Patrycja poprosiła mnie bym była u niej już rano i pomogła jej się ubrać więc zawitałam do jej rodzinnego domu już o dziesiątej. Miałam okazję poznać rodziców jej i Adriana i od razu ich polubiłam. Byli to weseli starsi ludzie i trzymały się ich żarty. Pan Bogusław na każdy temat umiał znaleźć jakiś dowcip i wszyscy śmialiśmy się do łez. Pani Zosia była pełną ciepła i życzliwą kobietą i bardzo serdecznie się do wszystkich zwracała. Byli zachwyceni zamążpójściem córki jednak dało się odczuć, że szczególnie ojca bardziej by ucieszył ślub syna. On zjawił się z Basią na kilka minut przed przyjazdem pana młodego. Serdecznie przywitał się z rodzicami i siostrą zasypując ją komplementami i gdy jego Basia rozmawiała z panią Zosią podszedł do mnie

-Wyglądasz olśniewająco, to bardzo piękna suknia choć zdecydowanie wolę cię oglądać bez ubrań – szeptał, a ja spiorunowałam go wzrokiem więc uśmiechnął się – Taka piękna kobieta, a ma wzrok bazyliszka. Gdybyś potrafiła zabijać samym spojrzeniem padłbym martwy u twych stóp

-Szkoda więc, że nie potrafię – odpowiedziałam zła i podeszła do nas Patrycja

-Proszę was nie kłóćcie się dziś

-Przecież ja wcale nie mam zamiaru się kłócić – odezwał się - . Powiedziałem miły komplement, ale widzę, że się nie spodobał

-Sama twoja obecność potrafi wytrącić mnie z równowagi

-Bardzo mnie to cieszy, że w mojej obecności potrafisz stracić kontrolę – odparł z chytrym uśmieszkiem i już chciałam mu się odgryźć, ale wtrąciła się Patrycja

-Aniu proszę cię, wiem, że mój brat jest kretynem, ale...

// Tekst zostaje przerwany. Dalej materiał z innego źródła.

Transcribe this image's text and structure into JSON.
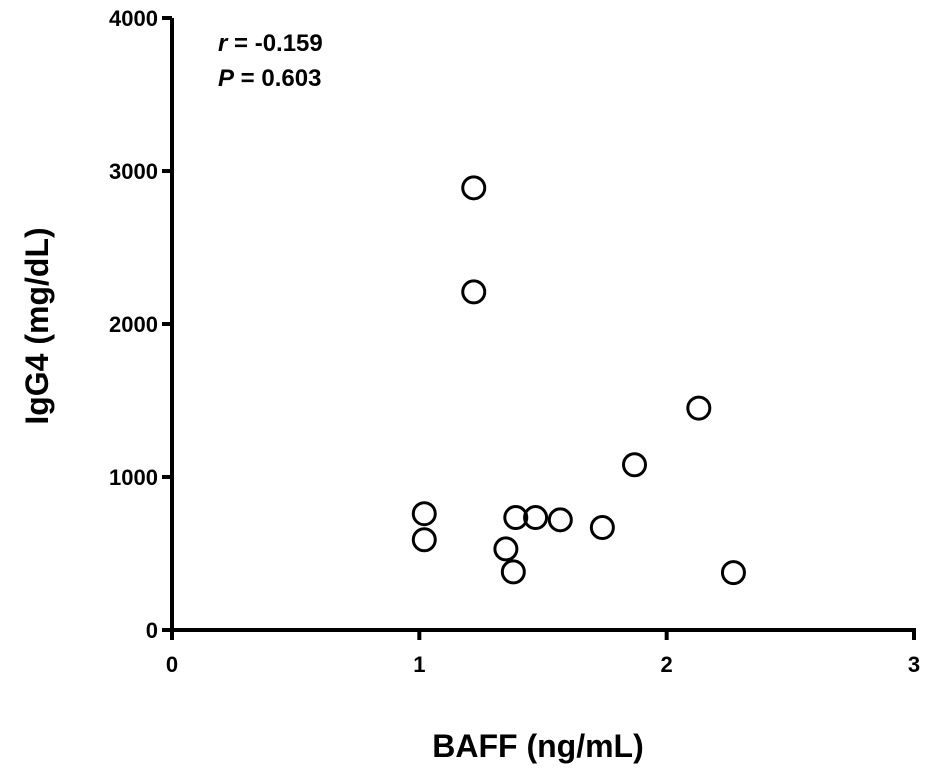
{
  "chart_data": {
    "type": "scatter",
    "title": "",
    "xlabel": "BAFF (ng/mL)",
    "ylabel": "IgG4 (mg/dL)",
    "xlim": [
      0,
      3
    ],
    "ylim": [
      0,
      4000
    ],
    "x_ticks": [
      0,
      1,
      2,
      3
    ],
    "y_ticks": [
      0,
      1000,
      2000,
      3000,
      4000
    ],
    "x_tick_labels": [
      "0",
      "1",
      "2",
      "3"
    ],
    "y_tick_labels": [
      "0",
      "1000",
      "2000",
      "3000",
      "4000"
    ],
    "grid": false,
    "marker": "open-circle",
    "points": [
      {
        "x": 1.02,
        "y": 760
      },
      {
        "x": 1.02,
        "y": 590
      },
      {
        "x": 1.22,
        "y": 2890
      },
      {
        "x": 1.22,
        "y": 2210
      },
      {
        "x": 1.35,
        "y": 530
      },
      {
        "x": 1.38,
        "y": 380
      },
      {
        "x": 1.39,
        "y": 735
      },
      {
        "x": 1.47,
        "y": 735
      },
      {
        "x": 1.57,
        "y": 720
      },
      {
        "x": 1.74,
        "y": 670
      },
      {
        "x": 1.87,
        "y": 1080
      },
      {
        "x": 2.13,
        "y": 1450
      },
      {
        "x": 2.27,
        "y": 375
      }
    ],
    "annotation": {
      "r_symbol": "r",
      "r_value": " = -0.159",
      "p_symbol": "P",
      "p_value": " = 0.603"
    }
  }
}
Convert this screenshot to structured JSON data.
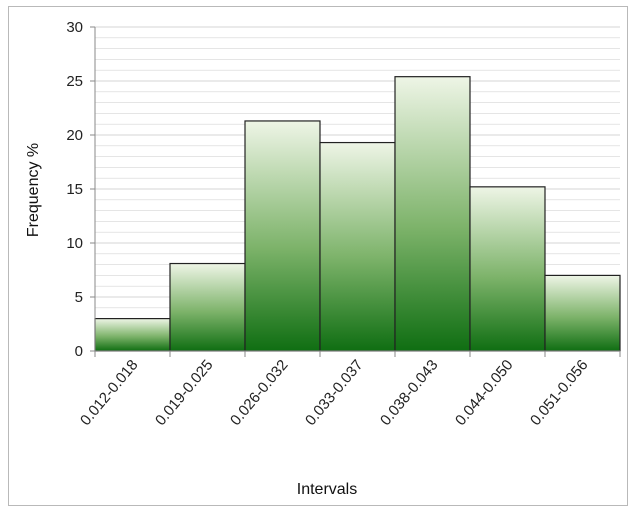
{
  "chart_data": {
    "type": "bar",
    "title": "",
    "xlabel": "Intervals",
    "ylabel": "Frequency %",
    "categories": [
      "0.012-0.018",
      "0.019-0.025",
      "0.026-0.032",
      "0.033-0.037",
      "0.038-0.043",
      "0.044-0.050",
      "0.051-0.056"
    ],
    "values": [
      3,
      8.1,
      21.3,
      19.3,
      25.4,
      15.2,
      7
    ],
    "ylim": [
      0,
      30
    ],
    "yticks": [
      "0",
      "5",
      "10",
      "15",
      "20",
      "25",
      "30"
    ],
    "grid": true,
    "legend": "none",
    "colors": {
      "bar_top": "#eef5e6",
      "bar_bottom": "#0f6e12",
      "bar_stroke": "#222222",
      "grid": "#d6d6d6",
      "axis": "#8a8a8a"
    }
  }
}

-Wielkie dzięki siostrzyczko, ja tylko staram się być miły

-Ale kiepsko ci to wychodzi – burknęłam

-Proszę was – odezwała się Pati błagalnym tonem – Przynajmniej dziś zawrzyjcie rozejm. Nie chcę by w tak ważnym dla mnie dniu mój brat i serdeczna przyjaciółka prowadzili ze sobą wojnę

-Przybywam w pokojowych zamiarach – uśmiechnął się i wyciągnął do mnie rękę – Więc jak zgoda?

-Ok – powiedziałam cicho i podałam mu dłoń, którą bardzo mocno uścisnął – Ale robię to tylko dla Pati

Widziałam, że chciał jeszcze coś dodać, ale przeszkodziła mu Basia wieszając się na jego ramieniu i obrzuciła mnie niezbyt przyjaznym spojrzeniem. Bardzo wyraźnie można było zauważyć, że mnie nie lubi, tak jak i ja jej zresztą. Nie wiem dlaczego, bo w sumie nie zrobiła mi nic złego, ale drażniła mnie.

Przez resztę dnia starałam się jak mogłam, żeby trzymać się od niego z daleka. Nie chciałam z nim rozmawiać i unikałam go, ale robił wszystko by znaleźć się jak najbliżej mnie. Jednak nie miał szans na jakąkolwiek rozmowę bo jego partnerka nie odstępowała go na krok. Ciągle wisiała na jego ramieniu i każdą kobietę, która się do niego zbliżyła uważała za śmiertelnego wroga. Ta jej zazdrość wprost biła po oczach, ale on nic sobie z tego nie robił. Ona wciąż się do niego kleiła i obdarzała maślanym spojrzeniem, a on sprawiał wrażenie jakby ledwo ją tolerował i zastanawiałam się po jakie licho z nią jest. Łatwo dało się zauważyć, że to ona zabiega o jego względy nie na odwrót.